I apologize for the nitpick, but a Battalion Sergeant Major would be equal to a Master Chief.
A Company First Sergeant (or even a Master Sergeant) would be equal to a Senior Chief.
Again, sorry for the nitpick, and yes, I know you said "more or less equivalent".![]()
^^^
Sorry 'bout that, Sonak.
Side-note: when I was in the Army, we had a Battalion Sergent Major (more or less equivilent to a Senior Chief) who loved nothing more than torturing brand new Second Lieutenants (more of less equivilent to an Ensign). Some 2LT would show up convinced of his absolute god-given military genius, and the SGM would methodically and completely disassemble his ego. Never raising his voice, or overtly disrespectful to the LT, but unrelenting. Always entertaining, and occasionally educational.
^^^^
Did you mean, maybe, Bashir and O'Brien? That'd be good.
In "A Man Alone", the O'Briens explicitly discuss a promotion. Curiously, they say that Miles has received one, but would have to give it up if he transferred elsewhere. So probably it isn't a promotion in rank, but only in position - from one of the many Transporter Chiefs of a starship to the one and only Chief of Operations on a Fleet installation.By the time they finally decided on O'Brien's rank insignia, it was approximate to that of a Senior Chief in the U.S. Navy, suggesting a possible promotion since his days on the Enterprise...
... It's fortunate that despite all the insignia confusion in TNG, the character played by Colm Meaney there never gets explicitly addressed by any specific rank or rate....
Re: O'Brien as a Tactical Officer on the Rutledge.
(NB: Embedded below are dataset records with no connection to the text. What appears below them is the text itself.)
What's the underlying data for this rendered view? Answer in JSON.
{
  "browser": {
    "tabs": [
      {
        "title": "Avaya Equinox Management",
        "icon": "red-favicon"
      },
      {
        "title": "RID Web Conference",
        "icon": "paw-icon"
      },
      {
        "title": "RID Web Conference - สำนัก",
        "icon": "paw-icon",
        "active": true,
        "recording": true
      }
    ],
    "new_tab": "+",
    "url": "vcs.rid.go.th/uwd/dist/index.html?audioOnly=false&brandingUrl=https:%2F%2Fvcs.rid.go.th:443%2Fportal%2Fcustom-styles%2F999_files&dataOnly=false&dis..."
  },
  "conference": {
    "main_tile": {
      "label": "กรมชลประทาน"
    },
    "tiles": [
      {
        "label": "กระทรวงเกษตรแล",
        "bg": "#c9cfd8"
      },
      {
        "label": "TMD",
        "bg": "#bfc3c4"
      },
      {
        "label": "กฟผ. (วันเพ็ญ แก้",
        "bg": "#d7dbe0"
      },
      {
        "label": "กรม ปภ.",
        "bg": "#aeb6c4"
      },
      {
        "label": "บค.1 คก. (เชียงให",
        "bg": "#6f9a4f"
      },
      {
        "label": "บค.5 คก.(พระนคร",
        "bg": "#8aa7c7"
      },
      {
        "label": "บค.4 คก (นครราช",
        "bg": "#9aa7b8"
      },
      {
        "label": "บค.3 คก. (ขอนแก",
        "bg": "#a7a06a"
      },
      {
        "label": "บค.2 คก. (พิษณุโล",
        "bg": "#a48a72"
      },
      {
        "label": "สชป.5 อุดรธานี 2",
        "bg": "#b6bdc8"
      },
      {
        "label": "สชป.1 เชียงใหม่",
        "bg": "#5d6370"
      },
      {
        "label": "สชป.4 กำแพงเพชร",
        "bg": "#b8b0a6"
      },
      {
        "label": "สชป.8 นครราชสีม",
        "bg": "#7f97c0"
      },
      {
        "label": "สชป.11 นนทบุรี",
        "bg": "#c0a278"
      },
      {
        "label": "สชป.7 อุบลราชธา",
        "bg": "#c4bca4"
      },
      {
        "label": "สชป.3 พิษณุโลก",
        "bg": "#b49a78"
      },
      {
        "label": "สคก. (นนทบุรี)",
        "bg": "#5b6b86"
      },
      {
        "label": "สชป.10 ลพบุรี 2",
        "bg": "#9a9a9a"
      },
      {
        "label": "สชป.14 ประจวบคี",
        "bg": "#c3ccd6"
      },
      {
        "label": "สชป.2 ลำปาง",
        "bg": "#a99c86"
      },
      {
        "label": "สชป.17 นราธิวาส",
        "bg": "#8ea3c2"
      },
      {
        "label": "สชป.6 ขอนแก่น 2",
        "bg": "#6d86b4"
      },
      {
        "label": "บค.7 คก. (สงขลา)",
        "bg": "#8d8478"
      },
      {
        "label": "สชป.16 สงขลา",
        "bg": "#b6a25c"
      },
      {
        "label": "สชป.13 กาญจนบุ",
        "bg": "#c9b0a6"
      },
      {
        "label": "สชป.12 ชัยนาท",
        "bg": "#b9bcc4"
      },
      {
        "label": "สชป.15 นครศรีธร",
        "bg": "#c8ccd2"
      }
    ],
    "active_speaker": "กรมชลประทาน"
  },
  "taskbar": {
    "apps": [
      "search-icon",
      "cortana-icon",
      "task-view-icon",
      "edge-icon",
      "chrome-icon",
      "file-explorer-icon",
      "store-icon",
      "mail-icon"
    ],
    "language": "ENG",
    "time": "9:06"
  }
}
Not necessarily an inconsistency. How big was the Rutledge? We don't know, but it may have been a reletively small ship. Perhaps small enough that the position of "Tactical Officer" was filled by an NCO. Or...the assigned (commissioned) Tactical Officer had been killed, and O'Brien got slotted into the position because he was handy (ship out on the front lines, replacements hard to come by, etc.) despite his being an NCO. Third possibility: O'Brien received a temporary "battlefield commission" during the war, and reverted back to his actual enlisted rank after the war was over (this sort of thing actually happened in the US military during and after WW2).